What's new in 3DNA 2.1
Nov 1, 2013
- updated README files and scripts in X3DNA/examples/ to v2.1 (a long overdue!), plus various other minor revisions.
- fixed a bug in rotate_mol/frame_mol (thanks to a bug report by Pascal Affinger); updated baselist.dat with nucleic-acid-containing entries in the PDB (as of June 7, 2013).
- updated baselist.dat with nucleic-acid-containing entries in the PDB (as of May 1, 2013); revised rotate_mol and frame_mol so that atom/residue names in the original PDB file are preserved.
- refined structure classification method to avoid false assignments of uncommon types (e.g., B-Z junction, W-form left-handed DNA) to structures with many non-canonical base pairs.
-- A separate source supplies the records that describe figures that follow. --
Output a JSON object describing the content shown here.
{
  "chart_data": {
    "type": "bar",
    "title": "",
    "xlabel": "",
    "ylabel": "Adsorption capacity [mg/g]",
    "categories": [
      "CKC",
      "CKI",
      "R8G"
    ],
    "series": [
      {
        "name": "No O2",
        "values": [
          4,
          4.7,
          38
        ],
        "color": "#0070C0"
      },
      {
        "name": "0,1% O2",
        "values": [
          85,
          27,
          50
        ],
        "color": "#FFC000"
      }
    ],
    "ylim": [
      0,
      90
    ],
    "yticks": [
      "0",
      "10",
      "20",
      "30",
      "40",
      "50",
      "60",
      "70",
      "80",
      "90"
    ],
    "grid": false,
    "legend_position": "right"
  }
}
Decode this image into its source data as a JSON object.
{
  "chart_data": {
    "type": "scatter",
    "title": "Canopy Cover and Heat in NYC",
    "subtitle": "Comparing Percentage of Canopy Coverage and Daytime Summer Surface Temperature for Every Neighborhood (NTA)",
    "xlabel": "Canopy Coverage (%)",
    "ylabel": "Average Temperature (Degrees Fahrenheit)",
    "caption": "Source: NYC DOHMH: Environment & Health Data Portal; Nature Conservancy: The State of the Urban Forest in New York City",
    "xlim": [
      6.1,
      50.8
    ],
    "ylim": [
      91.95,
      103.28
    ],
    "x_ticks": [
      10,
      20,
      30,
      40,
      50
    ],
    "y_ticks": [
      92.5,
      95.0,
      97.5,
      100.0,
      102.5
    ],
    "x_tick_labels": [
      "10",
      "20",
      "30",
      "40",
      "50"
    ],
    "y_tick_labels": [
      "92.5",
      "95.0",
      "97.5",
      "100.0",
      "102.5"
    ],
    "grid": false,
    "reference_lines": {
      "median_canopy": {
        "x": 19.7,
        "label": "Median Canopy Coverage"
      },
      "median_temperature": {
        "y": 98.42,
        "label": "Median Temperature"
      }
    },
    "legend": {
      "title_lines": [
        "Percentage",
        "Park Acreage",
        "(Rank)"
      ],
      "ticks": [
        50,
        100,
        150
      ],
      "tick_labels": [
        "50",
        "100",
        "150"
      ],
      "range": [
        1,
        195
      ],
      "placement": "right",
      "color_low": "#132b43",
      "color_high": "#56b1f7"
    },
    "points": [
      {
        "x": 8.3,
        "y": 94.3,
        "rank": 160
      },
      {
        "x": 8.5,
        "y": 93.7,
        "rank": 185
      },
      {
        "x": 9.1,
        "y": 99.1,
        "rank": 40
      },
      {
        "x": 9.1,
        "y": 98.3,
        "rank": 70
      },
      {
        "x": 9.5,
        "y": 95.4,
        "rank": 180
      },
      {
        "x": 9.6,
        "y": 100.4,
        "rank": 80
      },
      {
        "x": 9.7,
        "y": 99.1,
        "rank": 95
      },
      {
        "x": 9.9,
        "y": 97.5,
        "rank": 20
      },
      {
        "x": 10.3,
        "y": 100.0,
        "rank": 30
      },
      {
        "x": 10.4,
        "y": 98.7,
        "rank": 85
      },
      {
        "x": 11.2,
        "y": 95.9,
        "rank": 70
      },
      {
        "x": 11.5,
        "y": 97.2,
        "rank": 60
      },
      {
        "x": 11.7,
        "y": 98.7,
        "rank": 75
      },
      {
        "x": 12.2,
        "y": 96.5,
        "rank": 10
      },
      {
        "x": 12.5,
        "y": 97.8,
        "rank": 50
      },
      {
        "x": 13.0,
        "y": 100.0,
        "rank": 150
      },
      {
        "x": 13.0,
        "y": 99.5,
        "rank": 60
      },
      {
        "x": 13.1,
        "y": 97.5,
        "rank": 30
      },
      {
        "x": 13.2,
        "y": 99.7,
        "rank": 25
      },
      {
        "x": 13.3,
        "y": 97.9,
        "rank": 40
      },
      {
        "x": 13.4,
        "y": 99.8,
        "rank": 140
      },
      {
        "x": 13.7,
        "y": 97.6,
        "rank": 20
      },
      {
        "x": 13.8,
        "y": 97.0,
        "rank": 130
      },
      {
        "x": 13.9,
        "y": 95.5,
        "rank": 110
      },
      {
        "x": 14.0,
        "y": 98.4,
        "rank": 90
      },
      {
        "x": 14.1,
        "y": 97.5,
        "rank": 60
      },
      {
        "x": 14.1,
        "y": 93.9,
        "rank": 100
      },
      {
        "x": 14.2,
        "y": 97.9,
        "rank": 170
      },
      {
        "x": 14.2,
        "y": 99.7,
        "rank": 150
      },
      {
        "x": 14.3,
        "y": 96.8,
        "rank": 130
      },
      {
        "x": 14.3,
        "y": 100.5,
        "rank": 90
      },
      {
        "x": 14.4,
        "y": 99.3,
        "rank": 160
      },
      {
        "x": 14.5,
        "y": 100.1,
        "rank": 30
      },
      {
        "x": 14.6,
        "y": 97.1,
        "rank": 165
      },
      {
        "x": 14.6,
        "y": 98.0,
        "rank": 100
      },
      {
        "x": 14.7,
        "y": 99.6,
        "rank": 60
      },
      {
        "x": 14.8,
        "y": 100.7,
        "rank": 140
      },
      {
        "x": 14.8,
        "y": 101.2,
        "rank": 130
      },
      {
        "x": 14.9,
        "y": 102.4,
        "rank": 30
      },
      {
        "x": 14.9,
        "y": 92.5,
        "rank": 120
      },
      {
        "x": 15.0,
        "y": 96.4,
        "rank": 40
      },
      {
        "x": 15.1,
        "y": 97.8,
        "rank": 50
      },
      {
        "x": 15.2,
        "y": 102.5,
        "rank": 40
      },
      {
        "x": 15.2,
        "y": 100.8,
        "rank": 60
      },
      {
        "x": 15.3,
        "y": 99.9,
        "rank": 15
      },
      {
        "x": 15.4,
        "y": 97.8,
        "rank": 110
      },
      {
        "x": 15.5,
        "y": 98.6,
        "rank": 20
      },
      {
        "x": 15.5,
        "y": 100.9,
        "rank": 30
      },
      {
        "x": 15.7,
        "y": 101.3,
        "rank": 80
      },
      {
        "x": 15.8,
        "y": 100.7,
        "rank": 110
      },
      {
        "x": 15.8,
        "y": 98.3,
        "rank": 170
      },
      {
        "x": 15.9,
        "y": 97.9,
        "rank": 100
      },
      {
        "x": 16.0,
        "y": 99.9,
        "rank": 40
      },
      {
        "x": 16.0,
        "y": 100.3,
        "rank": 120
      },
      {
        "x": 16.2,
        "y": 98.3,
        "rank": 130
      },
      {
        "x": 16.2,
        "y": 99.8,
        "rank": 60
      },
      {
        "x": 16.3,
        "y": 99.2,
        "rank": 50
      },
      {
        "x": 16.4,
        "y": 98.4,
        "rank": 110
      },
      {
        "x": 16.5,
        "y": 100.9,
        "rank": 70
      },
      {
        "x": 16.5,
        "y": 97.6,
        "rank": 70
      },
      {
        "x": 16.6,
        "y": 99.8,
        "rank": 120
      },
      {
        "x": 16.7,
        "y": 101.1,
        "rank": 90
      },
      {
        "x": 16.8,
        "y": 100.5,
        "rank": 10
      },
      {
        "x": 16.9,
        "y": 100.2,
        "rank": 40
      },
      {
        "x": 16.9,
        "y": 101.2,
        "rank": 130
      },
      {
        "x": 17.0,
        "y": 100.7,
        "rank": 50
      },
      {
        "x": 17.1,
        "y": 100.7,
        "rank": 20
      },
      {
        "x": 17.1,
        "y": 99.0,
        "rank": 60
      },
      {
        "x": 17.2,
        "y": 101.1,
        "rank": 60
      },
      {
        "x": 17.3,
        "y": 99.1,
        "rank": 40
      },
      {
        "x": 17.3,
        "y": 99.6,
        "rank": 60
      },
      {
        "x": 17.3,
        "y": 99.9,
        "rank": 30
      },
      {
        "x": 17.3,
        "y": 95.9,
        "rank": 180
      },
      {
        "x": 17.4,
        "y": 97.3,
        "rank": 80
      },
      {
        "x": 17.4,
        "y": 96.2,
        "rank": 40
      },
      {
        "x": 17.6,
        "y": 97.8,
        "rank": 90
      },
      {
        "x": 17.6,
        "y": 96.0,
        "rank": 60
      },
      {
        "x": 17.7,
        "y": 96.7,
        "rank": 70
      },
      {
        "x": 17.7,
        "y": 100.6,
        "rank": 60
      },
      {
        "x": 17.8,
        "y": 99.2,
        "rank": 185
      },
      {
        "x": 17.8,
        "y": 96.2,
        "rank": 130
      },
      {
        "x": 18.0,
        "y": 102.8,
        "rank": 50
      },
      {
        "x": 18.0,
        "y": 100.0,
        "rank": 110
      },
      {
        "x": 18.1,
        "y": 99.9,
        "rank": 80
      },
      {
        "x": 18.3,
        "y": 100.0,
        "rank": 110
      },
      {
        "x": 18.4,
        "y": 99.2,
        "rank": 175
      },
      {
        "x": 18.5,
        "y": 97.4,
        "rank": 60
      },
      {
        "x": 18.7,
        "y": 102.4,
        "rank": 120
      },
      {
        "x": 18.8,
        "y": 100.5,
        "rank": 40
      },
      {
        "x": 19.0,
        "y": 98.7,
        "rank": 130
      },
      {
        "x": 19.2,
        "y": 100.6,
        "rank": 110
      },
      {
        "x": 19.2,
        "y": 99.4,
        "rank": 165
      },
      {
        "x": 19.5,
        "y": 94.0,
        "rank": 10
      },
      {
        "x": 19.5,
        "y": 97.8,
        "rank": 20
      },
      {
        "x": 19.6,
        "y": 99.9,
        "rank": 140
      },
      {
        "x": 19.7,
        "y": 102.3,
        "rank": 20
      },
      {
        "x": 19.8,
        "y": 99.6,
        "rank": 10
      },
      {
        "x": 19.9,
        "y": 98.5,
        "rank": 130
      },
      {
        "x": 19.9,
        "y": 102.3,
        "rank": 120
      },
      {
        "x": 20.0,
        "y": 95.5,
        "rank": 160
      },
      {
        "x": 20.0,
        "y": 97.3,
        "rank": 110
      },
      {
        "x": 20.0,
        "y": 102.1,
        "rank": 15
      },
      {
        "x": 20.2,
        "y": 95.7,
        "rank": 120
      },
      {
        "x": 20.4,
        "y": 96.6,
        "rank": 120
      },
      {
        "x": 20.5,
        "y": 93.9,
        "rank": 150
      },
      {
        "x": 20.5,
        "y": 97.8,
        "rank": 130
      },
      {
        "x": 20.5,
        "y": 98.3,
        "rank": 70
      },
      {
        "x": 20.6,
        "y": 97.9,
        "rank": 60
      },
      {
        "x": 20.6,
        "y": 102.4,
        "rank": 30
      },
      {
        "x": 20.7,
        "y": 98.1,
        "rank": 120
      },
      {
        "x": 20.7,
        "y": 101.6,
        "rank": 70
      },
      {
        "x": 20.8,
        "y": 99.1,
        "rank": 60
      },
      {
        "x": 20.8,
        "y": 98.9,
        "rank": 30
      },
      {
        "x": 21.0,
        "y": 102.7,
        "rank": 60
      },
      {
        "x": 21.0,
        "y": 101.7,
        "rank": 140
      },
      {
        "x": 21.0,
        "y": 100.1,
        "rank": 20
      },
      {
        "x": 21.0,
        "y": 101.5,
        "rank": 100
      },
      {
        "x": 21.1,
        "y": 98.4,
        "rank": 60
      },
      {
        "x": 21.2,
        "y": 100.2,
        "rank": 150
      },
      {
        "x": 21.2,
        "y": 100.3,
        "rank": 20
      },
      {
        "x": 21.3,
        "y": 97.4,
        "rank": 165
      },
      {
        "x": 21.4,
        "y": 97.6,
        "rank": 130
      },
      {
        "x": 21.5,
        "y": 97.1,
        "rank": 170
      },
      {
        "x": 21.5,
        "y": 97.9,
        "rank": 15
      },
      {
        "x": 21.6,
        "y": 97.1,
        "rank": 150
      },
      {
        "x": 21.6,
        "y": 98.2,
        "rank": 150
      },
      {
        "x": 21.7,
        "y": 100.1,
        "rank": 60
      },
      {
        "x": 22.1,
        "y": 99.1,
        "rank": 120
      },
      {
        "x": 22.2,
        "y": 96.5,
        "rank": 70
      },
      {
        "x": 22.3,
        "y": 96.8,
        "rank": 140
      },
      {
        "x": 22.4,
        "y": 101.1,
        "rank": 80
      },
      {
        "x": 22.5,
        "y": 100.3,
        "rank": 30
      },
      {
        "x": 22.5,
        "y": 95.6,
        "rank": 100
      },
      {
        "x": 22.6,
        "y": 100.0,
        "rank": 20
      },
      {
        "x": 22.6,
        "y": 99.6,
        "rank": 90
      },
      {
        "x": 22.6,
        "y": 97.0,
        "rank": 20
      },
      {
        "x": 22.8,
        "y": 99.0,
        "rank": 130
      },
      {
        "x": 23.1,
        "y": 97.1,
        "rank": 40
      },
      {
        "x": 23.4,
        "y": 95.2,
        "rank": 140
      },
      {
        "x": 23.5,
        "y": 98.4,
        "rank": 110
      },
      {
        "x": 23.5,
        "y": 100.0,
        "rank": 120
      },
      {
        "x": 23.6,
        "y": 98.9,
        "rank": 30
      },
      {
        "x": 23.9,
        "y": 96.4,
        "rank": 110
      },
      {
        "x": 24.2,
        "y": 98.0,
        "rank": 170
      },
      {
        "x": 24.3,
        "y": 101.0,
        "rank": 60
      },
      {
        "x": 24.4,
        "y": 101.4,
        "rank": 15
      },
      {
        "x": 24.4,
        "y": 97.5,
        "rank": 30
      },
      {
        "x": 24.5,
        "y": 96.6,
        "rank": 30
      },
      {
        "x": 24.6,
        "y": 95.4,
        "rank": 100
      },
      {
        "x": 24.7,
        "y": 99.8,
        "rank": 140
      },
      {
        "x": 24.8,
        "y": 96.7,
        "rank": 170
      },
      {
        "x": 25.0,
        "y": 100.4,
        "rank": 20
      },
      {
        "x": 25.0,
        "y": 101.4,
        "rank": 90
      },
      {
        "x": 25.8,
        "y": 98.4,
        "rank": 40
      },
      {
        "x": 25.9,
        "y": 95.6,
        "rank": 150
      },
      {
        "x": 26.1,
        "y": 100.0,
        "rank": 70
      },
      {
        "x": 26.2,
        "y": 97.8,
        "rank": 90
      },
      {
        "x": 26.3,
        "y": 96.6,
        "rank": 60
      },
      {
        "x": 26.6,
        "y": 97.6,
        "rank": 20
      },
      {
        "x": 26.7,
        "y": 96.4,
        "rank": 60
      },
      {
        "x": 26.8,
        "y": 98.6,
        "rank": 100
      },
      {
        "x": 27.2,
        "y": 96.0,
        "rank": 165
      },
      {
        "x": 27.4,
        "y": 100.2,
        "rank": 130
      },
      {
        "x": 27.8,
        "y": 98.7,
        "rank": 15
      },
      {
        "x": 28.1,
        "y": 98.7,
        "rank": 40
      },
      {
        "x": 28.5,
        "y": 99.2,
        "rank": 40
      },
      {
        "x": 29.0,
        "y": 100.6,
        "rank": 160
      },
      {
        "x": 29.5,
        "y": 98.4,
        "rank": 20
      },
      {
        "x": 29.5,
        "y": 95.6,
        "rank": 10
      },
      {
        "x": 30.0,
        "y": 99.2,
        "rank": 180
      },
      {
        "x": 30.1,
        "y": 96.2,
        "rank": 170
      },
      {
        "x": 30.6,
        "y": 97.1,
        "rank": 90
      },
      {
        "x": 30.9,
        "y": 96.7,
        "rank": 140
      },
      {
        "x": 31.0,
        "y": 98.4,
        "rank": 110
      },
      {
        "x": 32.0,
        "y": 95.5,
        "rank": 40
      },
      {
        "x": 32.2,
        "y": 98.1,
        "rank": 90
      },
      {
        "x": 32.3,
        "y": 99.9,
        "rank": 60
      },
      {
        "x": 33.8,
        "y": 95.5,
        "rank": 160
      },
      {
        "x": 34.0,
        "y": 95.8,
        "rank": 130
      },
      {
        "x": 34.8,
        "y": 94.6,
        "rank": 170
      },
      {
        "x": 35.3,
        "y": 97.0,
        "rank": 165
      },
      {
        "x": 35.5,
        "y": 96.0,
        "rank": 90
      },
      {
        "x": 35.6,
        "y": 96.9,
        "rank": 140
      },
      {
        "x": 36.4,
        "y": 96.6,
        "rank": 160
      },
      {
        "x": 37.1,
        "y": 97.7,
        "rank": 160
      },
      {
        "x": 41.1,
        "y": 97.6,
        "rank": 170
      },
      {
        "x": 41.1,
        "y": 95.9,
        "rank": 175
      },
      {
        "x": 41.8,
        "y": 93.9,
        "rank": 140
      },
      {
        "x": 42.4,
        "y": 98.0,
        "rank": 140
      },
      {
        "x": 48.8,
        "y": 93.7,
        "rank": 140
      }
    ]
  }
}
- DSSR beta-r08-on-20130323 released: refined algorithm for detecting multiplets, revised the header section to output the numbers of DNA/RNA chains, nucleotides, waters, and metals. As of this release, it appears safe to say that DSSR-beta contains all the basic features and has been well tested. The program is ready serve as a handy tool for RNA structure analysis.
- 3DNA v2.1 has been updated with baselist.dat and atomlist.dat to accommodate all DNA/RNA entries in the latest PDB, plus minor code refinements.